DTK and Associates works where policy becomes practice.
Led by Deb Te Kawa, Ngāti Porou, DTK and Associates is a specialist implementation practice working across Aotearoa and Australia. We help public, private, iwi, hapū, family business and community organisations test whether policy, regulation, programmes, governance and delivery arrangements are ready to work in the real world.
The practice is built on a simple proposition: good advice is not enough if it cannot be implemented. Public work succeeds or fails in the movement from intent to practice. That movement happens through people, systems, rules, funding, forms, contracts, guidance, governance, relationships and decision rights. DTK and Associates works in that space.
Founded in 2015, the firm brings together practical public-sector experience, implementation expertise, academic rigour and a focused collaborative model. We do not operate as a large consulting firm. We work as a senior expert practice, drawing in trusted associates and specialist expertise only where required.
Deb brings extensive experience across Aotearoa’s policy advisory, delivery, governance and assurance systems. She designed and implemented the Performance Improvement Framework and has worked at the point where public-sector ambition has to become practical delivery. Her work has included system performance, infrastructure investment, health design and delivery, social investment, hauora and whānau ora commissioning, equity measurement and regulatory practice, with a particular focus on how the space between policy and delivery can determine whether and how implementation succeeds.
Alongside consultancy, Deb maintains a scholarship and public writing practice focused on implementation and public administration. She has submitted her PhD at the University of Canterbury and is awaiting her viva. Her doctoral research examines free and frank advice from the perspective of Ministers and senior officials. It asks how advice works in the real world, how discretion is exercised, how accountability is understood, and how the conditions for implementation are shaped before delivery begins. One of her major findings, the concept of practical statecraft, is being developed for publication.
In a tight fiscal environment, implementation matters more, not less. When there is less money, fewer people and less room for error, public organisations cannot afford advice that only works on paper, regulatory systems that shift hidden burden onto others, or governance arrangements that create false confidence. DTK and Associates helps clients get closer to the real work before decisions are locked in, money is committed, or failure becomes visible. The aim is simple: better public work, clearer delivery, and stronger outcomes for whānau, communities, sectors and institutions.
Good policy advice has to do more than describe the preferred option. It has to show how the policy will work once it meets the people, systems, rules, funding, guidance, relationships and decisions needed to make it real.

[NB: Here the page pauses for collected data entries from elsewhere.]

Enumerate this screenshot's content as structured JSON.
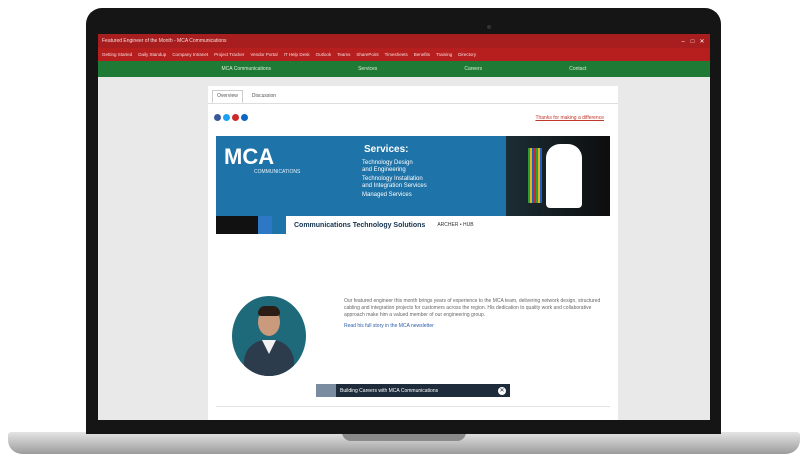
{
  "browser": {
    "title": "Featured Engineer of the Month - MCA Communications",
    "window_controls": [
      "–",
      "□",
      "✕"
    ],
    "bookmarks": [
      "Getting Started",
      "Daily Standup",
      "Company Intranet",
      "Project Tracker",
      "Vendor Portal",
      "IT Help Desk",
      "Outlook",
      "Teams",
      "SharePoint",
      "Timesheets",
      "Benefits",
      "Training",
      "Directory"
    ]
  },
  "site_nav": [
    "MCA Communications",
    "Services",
    "Careers",
    "Contact"
  ],
  "tabs": [
    "Overview",
    "Discussion"
  ],
  "social_icons": [
    "facebook-icon",
    "twitter-icon",
    "youtube-icon",
    "linkedin-icon"
  ],
  "top_link": "Thanks for making a difference",
  "banner": {
    "logo": "MCA",
    "logo_sub": "COMMUNICATIONS",
    "services_title": "Services:",
    "services": [
      "Technology Design",
      "and Engineering",
      "Technology Installation",
      "and Integration Services",
      "Managed Services"
    ],
    "tagline": "Communications Technology Solutions",
    "partners": "ARCHER  •  HUB"
  },
  "bio": {
    "paragraph": "Our featured engineer this month brings years of experience to the MCA team, delivering network design, structured cabling and integration projects for customers across the region. His dedication to quality work and collaborative approach make him a valued member of our engineering group.",
    "link": "Read his full story in the MCA newsletter"
  },
  "video_bar": {
    "text": "Building Careers with MCA Communications",
    "close": "✕"
  },
  "colors": {
    "titlebar": "#a81d1d",
    "bookmarks": "#b71f1f",
    "site_nav": "#1f7a35",
    "banner": "#1e73a8",
    "link": "#c0392b"
  }
}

This service tests whether advice is implementation-ready before decisions are made. We review Cabinet papers, policy advice, business cases, reform proposals, strategies and implementation plans to identify whether the advice is clear about what has to change, who has to act, what delivery system is being relied on, what assumptions are being made and where implementation is likely to break.
This work is useful when advice is high-stakes, complex, cross-agency, politically sensitive, or likely to create significant delivery, regulatory, equity or community impacts.
Complex public work needs strong sponsorship, clear governance, useful assurance and capable public-sector clients. Programmes can look well managed on paper while decisions are delayed, risks are softened, benefits are unclear and delivery confidence is overstated.
This service tests whether governance and delivery are actually holding together. We support review readiness, delivery assurance, sponsor and governance capability, and training for officials who need to commission, govern and assure complex work well.
This work is useful when a project, programme, reform or investment is underway, under pressure, preparing for review, or dependent on public officials being strong clients of consultants, suppliers, providers and delivery partners.
Regulation and administration are not just back-office processes. They are part of the design of delivery. Rules, forms, guidance, eligibility tests, reporting requirements, compliance obligations, approvals and audit trails all shape what people have to do and who carries the cost of the system.
This service examines the burden created by regulatory and administrative systems. We identify where burden is created, who carries it, whether it is justified and where simplification or redesign is needed.
This work is useful when agencies need to understand whether a regulatory system, compliance framework, funding model, service pathway, guidance set or administrative process is workable in practice.